The Agent exposes two generator methods:
agent.run_stream(task) — sync generator yielding str tokens
agent.arun_stream(task) — async generator yielding str tokens
Both work for any max_loops value (1, integer > 1 with tools, or "auto").
Tokens stream during the tool-call turn AND the synthesis turn that runs after the tool returns.
from swarms import Agent
def add(a: int, b: int) -> int:
"""Add two integers and return the result."""
return a + b
agent = Agent(
agent_name="Calculator",
model_name="gpt-4.1-mini",
max_loops=3,
tools=[add],
persistent_memory=False,
print_on=False,
)
for token in agent.run_stream(
"Use the add tool to compute 17 + 25, then state the result."
):
print(token, end="", flush=True)
Async Streaming
Drop-in for any async caller.

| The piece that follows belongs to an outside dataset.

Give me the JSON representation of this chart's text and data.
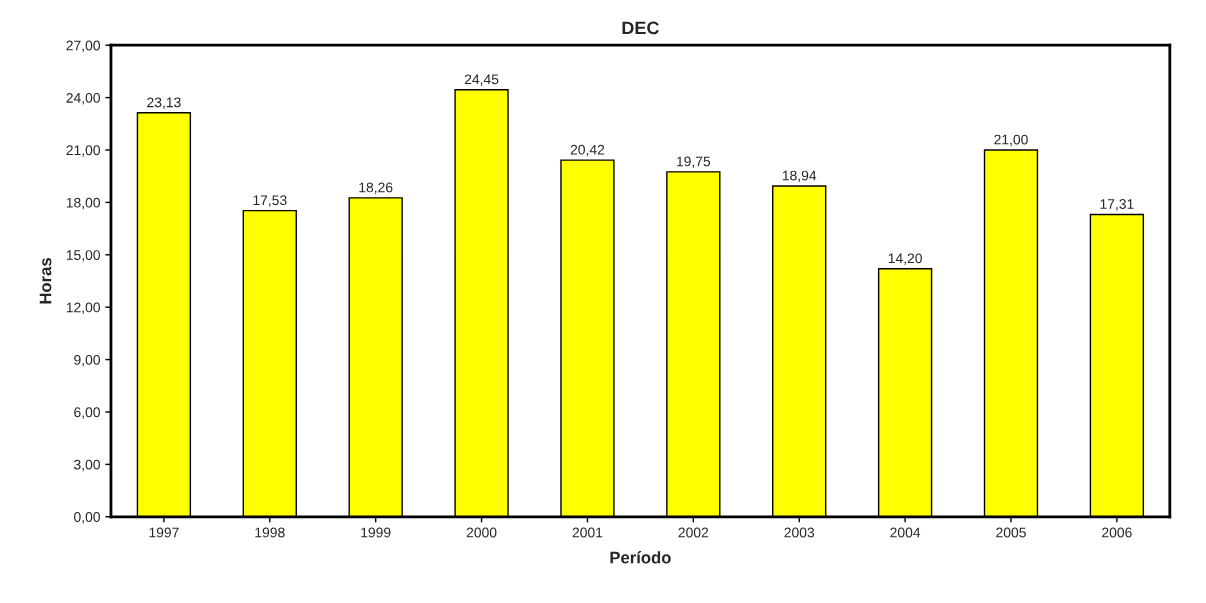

The agent loop runs in a thread executor; tokens flow through an asyncio.Queue so the caller’s event loop is never blocked.
import asyncio
from swarms import Agent
agent = Agent(
agent_name="Writer",
model_name="gpt-4.1-mini",
max_loops=1,
persistent_memory=False,
print_on=False,
)
async def main():
async for token in agent.arun_stream(
"Explain the difference between concurrency and parallelism in two sentences."
):
print(token, end="", flush=True)
asyncio.run(main())
Streaming Through the Autonomous Loop
When max_loops="auto", the agent runs a plan→execute→summary cycle. All phases stream their tokens — including the final summary phase.
import asyncio
from swarms import Agent
def add(a: int, b: int) -> int:
"""Add two integers and return the result."""
return a + b
agent = Agent(
agent_name="AutoBot",
model_name="gpt-4.1-mini",
max_loops="auto",
tools=[add],
persistent_memory=False,
print_on=False,
)
async def main():
async for token in agent.arun_stream(
"Use the add tool to compute 99 + 1, then briefly explain the answer."
):
print(token, end="", flush=True)
asyncio.run(main())
run_stream and arun_stream are real LLM streaming, not buffered chunking. Tokens arrive over the wall-clock duration of the LLM call (typically 10–80 ms apart inside a network burst), not all at once at the end.